Agri Business

Cloves market crashes as supply outstrips demand

G K Nair Kochi | Updated on July 12, 2012 Published on July 12, 2012

BL13_AGRI_CLOVE

The cloves market continued its fall as supply outstripped demand with Colombo cloves sellers offering Rs 525 a kg, while it was Rs 501 a kg in Delhi. There are said to be only sellers, according to the trade.

In the producing countries, the prices reported to “have dropped to $7,500 a tonne which means the landed cost will come to Rs 475 – Rs 500 a kg,” upcountry market sources told Business Line.

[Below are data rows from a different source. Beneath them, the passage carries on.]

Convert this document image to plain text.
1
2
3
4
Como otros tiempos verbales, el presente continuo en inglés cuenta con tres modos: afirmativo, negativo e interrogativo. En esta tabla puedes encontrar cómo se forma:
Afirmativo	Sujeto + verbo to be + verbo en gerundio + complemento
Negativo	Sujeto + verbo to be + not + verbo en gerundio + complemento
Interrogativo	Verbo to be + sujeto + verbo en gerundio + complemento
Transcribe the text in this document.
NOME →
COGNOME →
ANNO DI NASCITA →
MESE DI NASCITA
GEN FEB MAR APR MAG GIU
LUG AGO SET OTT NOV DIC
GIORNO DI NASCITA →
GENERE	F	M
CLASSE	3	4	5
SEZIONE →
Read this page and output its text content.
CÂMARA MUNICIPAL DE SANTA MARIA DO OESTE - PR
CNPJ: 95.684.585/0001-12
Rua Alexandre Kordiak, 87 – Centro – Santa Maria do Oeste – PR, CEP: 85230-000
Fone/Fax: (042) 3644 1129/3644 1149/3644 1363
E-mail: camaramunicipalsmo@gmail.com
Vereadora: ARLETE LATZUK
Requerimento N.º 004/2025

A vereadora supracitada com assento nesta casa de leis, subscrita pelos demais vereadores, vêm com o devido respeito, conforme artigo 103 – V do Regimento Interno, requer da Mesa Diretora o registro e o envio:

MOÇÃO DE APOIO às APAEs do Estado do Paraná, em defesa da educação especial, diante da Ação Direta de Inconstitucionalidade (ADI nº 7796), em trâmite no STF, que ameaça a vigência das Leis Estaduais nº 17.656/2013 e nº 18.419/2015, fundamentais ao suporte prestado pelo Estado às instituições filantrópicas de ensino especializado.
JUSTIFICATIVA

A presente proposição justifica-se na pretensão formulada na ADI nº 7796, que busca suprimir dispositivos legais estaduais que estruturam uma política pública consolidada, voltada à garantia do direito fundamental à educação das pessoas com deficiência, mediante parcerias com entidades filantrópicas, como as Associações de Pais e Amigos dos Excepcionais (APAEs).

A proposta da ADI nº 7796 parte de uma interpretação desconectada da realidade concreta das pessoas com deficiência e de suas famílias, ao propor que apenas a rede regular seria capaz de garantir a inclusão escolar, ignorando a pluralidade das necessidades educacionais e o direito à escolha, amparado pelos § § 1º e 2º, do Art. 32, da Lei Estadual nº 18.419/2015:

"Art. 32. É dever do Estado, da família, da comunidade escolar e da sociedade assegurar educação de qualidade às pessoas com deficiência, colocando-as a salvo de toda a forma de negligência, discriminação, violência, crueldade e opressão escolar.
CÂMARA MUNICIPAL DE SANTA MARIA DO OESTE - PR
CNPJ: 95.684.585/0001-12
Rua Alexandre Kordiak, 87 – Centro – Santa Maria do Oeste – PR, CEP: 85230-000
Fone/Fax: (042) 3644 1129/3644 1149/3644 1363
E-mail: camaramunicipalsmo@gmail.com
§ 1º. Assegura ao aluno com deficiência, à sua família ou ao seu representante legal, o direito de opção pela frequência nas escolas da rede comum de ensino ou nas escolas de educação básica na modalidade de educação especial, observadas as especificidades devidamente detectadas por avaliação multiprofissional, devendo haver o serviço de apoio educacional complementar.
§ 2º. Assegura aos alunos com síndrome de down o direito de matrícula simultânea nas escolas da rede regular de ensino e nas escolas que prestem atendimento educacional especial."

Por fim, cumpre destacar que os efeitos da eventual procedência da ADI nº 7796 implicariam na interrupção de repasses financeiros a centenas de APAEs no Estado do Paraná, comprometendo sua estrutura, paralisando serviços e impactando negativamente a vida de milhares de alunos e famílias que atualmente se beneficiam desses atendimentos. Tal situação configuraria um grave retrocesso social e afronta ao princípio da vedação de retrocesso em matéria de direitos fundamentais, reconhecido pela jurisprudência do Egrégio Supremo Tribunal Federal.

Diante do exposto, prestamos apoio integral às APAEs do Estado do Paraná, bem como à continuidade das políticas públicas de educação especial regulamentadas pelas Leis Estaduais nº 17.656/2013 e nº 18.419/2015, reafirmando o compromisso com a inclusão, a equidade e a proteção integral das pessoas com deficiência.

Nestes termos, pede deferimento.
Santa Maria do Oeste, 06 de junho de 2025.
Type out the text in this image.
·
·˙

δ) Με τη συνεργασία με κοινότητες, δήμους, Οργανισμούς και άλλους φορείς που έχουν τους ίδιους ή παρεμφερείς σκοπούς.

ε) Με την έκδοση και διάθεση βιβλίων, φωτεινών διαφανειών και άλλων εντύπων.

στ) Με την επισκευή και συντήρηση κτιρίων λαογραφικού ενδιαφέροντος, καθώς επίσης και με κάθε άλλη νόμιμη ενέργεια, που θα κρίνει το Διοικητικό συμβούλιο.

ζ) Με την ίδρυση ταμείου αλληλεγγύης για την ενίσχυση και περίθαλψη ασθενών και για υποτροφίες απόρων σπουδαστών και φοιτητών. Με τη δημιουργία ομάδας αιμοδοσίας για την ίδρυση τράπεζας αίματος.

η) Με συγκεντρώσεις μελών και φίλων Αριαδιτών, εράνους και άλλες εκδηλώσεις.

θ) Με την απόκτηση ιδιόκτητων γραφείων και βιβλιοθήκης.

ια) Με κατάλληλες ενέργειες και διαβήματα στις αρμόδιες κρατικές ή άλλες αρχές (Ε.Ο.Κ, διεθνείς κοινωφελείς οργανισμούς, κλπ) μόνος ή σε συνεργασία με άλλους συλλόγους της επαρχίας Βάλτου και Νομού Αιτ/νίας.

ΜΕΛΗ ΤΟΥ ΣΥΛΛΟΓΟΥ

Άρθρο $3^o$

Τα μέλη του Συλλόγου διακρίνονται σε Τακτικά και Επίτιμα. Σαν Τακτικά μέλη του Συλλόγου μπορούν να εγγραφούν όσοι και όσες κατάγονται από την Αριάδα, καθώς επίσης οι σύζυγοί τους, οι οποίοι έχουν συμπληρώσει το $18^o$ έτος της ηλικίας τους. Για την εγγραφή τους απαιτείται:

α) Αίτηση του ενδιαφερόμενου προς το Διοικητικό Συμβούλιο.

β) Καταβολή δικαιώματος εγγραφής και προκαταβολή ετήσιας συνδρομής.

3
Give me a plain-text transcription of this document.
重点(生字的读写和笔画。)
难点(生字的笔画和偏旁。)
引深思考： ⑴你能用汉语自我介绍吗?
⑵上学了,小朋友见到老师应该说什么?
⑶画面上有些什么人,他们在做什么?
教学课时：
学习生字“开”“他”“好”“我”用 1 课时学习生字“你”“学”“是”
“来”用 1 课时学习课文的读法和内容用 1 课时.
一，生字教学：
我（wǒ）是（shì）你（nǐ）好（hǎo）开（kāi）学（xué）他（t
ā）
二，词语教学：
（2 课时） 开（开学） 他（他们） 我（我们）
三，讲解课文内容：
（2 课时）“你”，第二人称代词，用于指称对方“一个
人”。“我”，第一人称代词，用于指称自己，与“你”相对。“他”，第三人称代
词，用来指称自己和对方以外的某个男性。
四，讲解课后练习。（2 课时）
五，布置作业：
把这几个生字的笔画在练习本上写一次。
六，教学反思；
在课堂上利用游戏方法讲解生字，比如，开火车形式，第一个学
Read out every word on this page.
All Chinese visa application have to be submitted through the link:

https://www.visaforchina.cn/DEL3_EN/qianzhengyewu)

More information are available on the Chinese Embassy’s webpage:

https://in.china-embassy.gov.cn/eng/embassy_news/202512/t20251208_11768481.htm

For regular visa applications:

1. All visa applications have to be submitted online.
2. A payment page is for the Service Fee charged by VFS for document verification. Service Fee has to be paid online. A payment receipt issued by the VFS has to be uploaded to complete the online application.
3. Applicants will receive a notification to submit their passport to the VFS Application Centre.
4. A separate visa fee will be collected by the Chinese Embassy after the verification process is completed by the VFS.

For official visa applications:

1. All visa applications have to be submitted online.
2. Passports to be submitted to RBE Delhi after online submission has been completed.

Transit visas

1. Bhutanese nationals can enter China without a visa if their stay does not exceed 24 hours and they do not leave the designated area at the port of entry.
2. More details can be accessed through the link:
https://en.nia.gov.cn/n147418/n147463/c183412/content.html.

If the current trend is any indication, the prices are likely to drop to Rs 350 a kg very soon, they claimed.

Sellers overseas are “waiting for India to buy, but it will not happen as many are holding stocks bought earlier at high prices”, they said.

“In India, there are no buyers of cloves, all are sellers; so, many investors have cargo with them now. Hence, India is unlikely to import cloves for at least 5 months. In fact, big Indian and Indonesian buyers are out of the market,” they said.

Increased availability, of late, has pulled down prices and it has been on a downward trend from late last year. In fact, prices plummeted from $21,000 a tonne to $7,500 a tonne now and one cannot rule out its further fall in the wake of increased arrivals of new crop in Indonesia, upcountry trade sources said.

The Indonesian crop this year is estimated to be at around 90,000 tonnes and the crop is expected to arrive in the markets next month. The prices have now dropped to $7,500 a tonne and that is likely to gradually fall to $6,000 a tonne. The Cigar companies are said to be waiting for prices to drop to such levels, they said.

Meanwhile, the Indonesian government is reported to have banned imports of cloves, to safeguard the local farmers and so that the cigar companies would buy from farmers. “This step will be a big blow to international cloves trader farmers, as the biggest buyer will be out of the markets”, they pointed out.

The combined output this year of Comoros, Zanzibar, Madagascar, Brazil etc is estimated at 35,000 tonnes. Thus, there is going to be huge buffer stock. All the buyers are on a wait and watch mode.

India is estimated to have a stock of over 3,000 tonnes. The Indian output last season was at around 1,400 tonnes, according to growers in Nagercoil region of Tamil Nadu.

The growers in Tamil Nadu and Kerala have claimed that the current prices are not remunerative given the high cost of production.

The import duty on cloves as per free trade agreements is expected to be brought down to 7 per cent from 15 per cent. This would bring down the prices further. Those who are holding stocks, estimated at over 3,000 tonnes of cloves imported earlier at higher prices, might lose heavily, market sources pointed out.

For the past couple of years, the growers were getting good prices and any fall in it now to below remunerative levels would have a serious impact on the next crop, growers in Nagercoil told Business Line. The cost of inputs also increased correspondingly following the rise in prices, they added.

Indian consumption is estimated at 12,000 – 15,000 tonnes and the country is a major consumer of cloves and as the normal indigenous production is estimated at somewhere between 1,500 – 2,000 tonnes. India continues to remain a net importer.